Much of technology investing, especially early stage technology investing, doesn’t consider moats for the simple reason that they don’t really exist in early stage companies. When Peter Thiel invested in Facebook, for example, he didn’t provide the cash because he thought that Mark Zuckerberg had built a defensible moat around his social networking idea. Rather, Thiel invested the money in the hopes that somehow, eventually, Zuckerberg and his team would build that moat. So, saying that LLMs have no moat isn’t exactly perceptive or original: it’s obvious. And yet, I think, it’s frequently ignored.
Consider this table3:
We have six different LLM builders, all offering essentially the same token cost, whether we’re talking about input, output, or API calls, as the others. Sure, some of these companies’ tokens cost a fraction of a penny less than the others, but for all intents and purposes, these LLMs’ costs are all at parity. This suggests that these companies have to compete on something other than price to acquire customers.
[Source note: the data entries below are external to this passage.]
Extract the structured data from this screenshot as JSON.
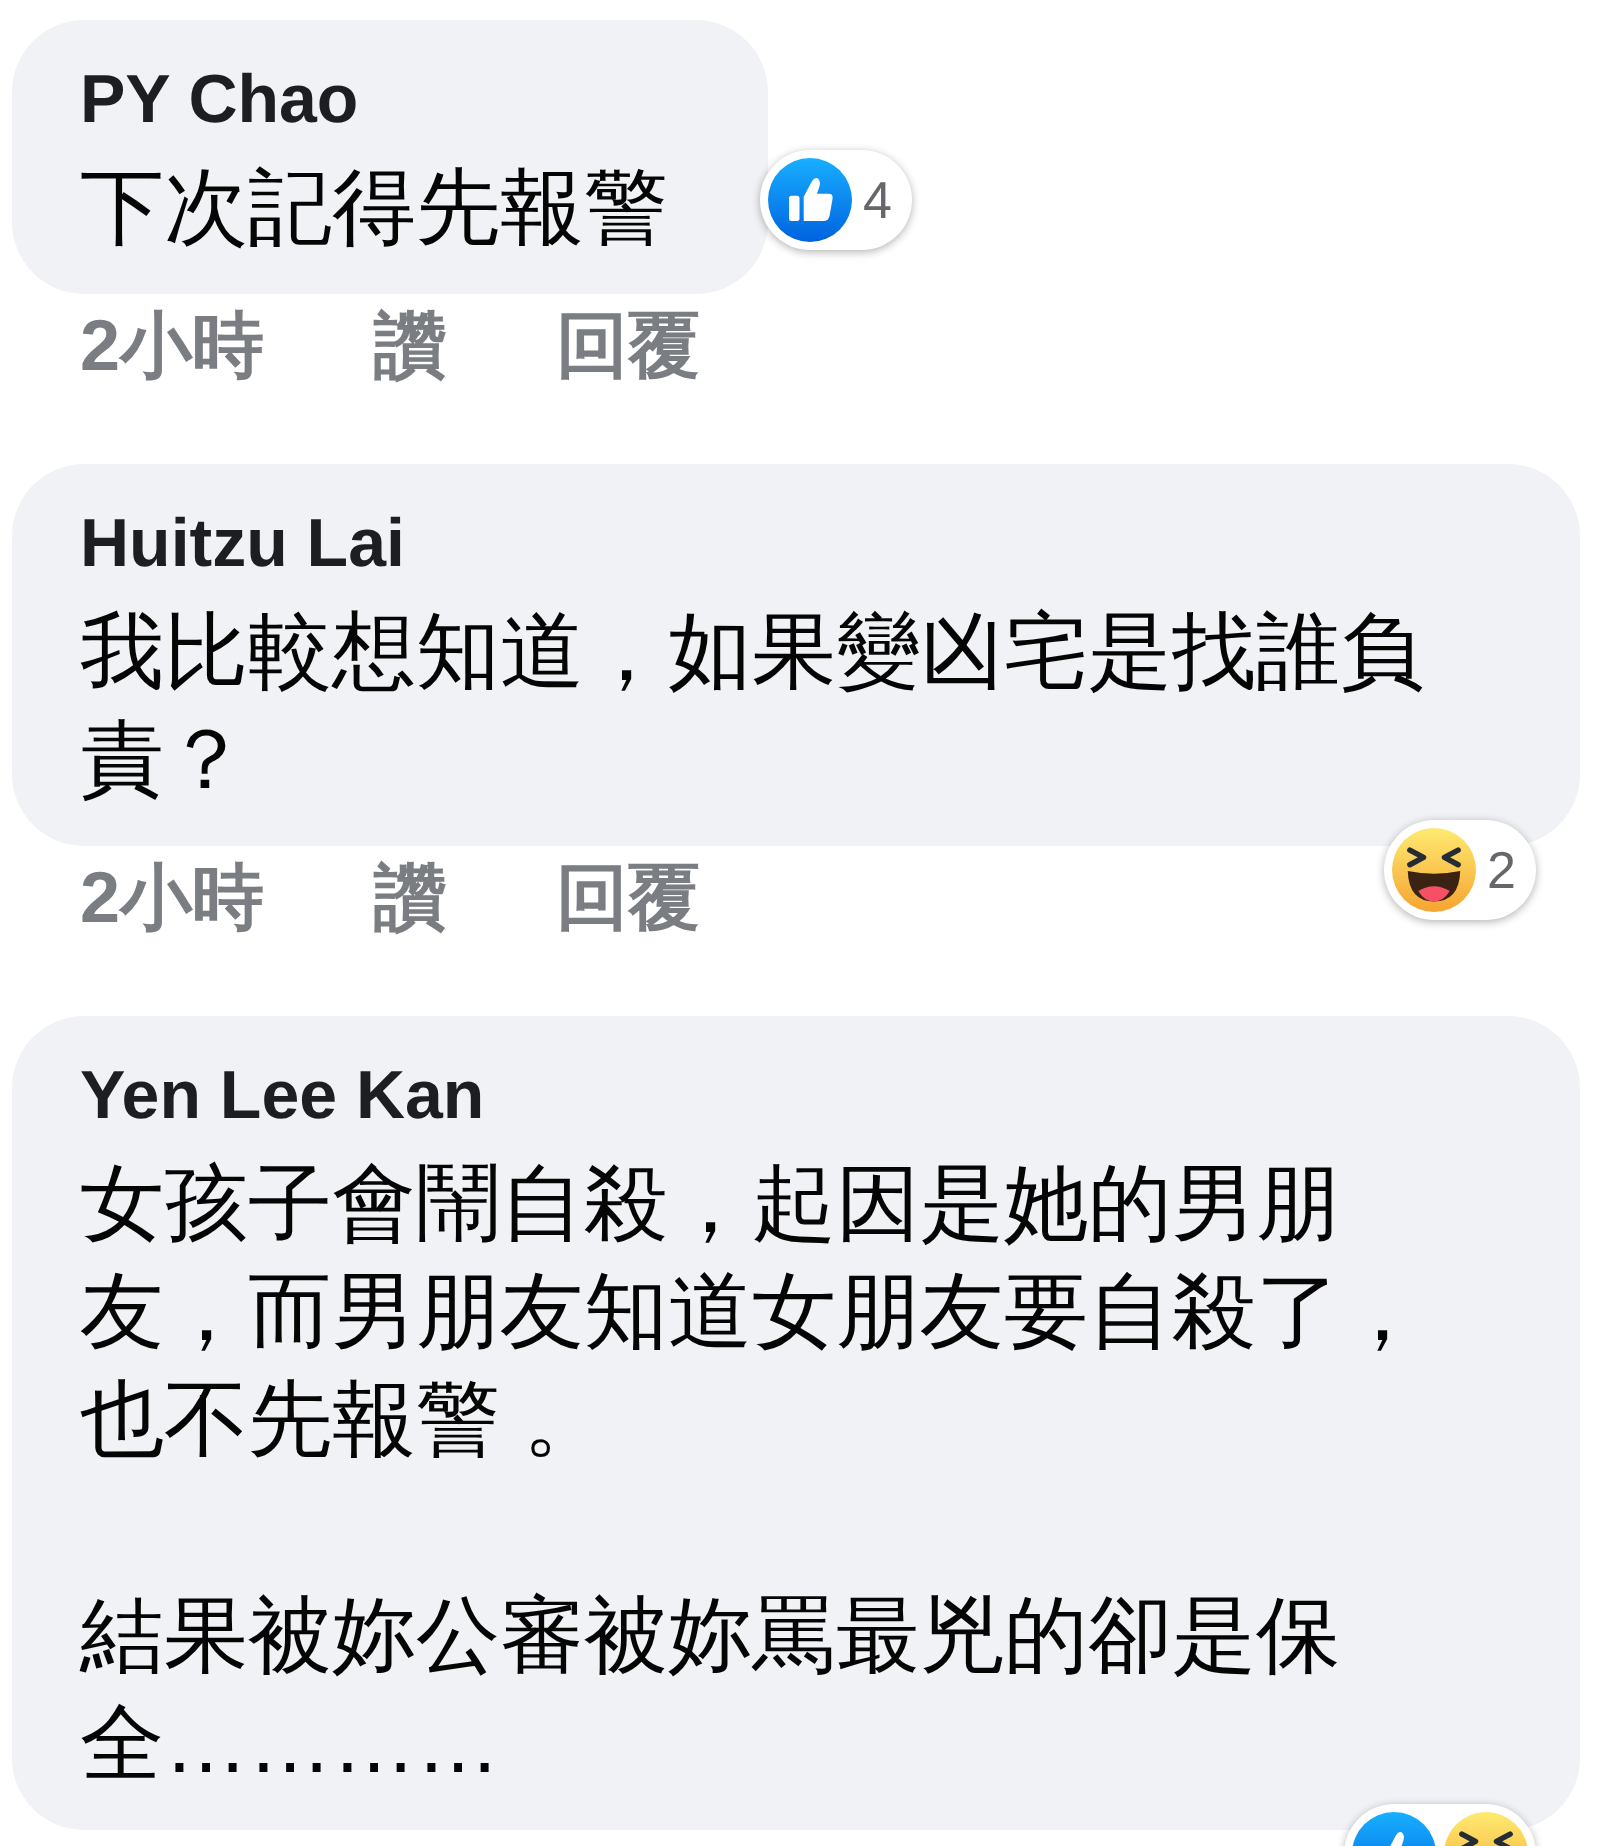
{
  "comments": [
    {
      "author": "PY Chao",
      "paragraphs": [
        "下次記得先報警"
      ],
      "reactions": {
        "icons": [
          {
            "kind": "like"
          }
        ],
        "count": "4"
      },
      "time": "2小時",
      "actions": [
        "讚",
        "回覆"
      ]
    },
    {
      "author": "Huitzu Lai",
      "paragraphs": [
        "我比較想知道，如果變凶宅是找誰負責？"
      ],
      "reactions": {
        "icons": [
          {
            "kind": "haha"
          }
        ],
        "count": "2"
      },
      "time": "2小時",
      "actions": [
        "讚",
        "回覆"
      ]
    },
    {
      "author": "Yen Lee Kan",
      "paragraphs": [
        "女孩子會鬧自殺，起因是她的男朋友，而男朋友知道女朋友要自殺了，也不先報警 。",
        "結果被妳公審被妳罵最兇的卻是保全…………"
      ],
      "reactions": {
        "icons": [
          {
            "kind": "like"
          },
          {
            "kind": "haha"
          }
        ]
      }
    }
  ]
}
Further, when we consider that open source LLMs are rapidly improving their performance, the lack of moats that these LLMs have is all the more apparent. Here’s a lively discussion on StackExchange about open-source vs closed-source LLMs.
If you’re a developer or a venture capitalist, you may be reading this post with some skepticisim. But consider this: for the average user, one LLM’s capabilities are indistinguishable from another’s. Consider the tyranny of the marginal user.
The conclusion that I am left with is this: AI is like aioli. That is to say, you can buy aioli in every sandwich shop in America, but there are no stores which only sell aioli. I think that something similar will happen with LLMs: you can buy an LLM from any technology company in America, but there will be no pure-play LLM providers. It is best to think of LLMs as the substrate on which other products and services are built. LLMs themselves are not great investments. The intelligence which LLMs give rise to is an ambient subtrate which allows other companies to build interesting new products and services.
The release date for Gemini Ultra is at present uncertain; you can see a prediction market about its release date here.
This table is adapted from here. I don’t know how frequently the table from which I adapted the table in this post is updated, but given that all of these model providers are competing vigorously against the others, I would expect pricing data for AI models to change fairly frequently. Thus what the numbers that you see at the link provided in this footnote may differ, significantly, from what is shown in this post.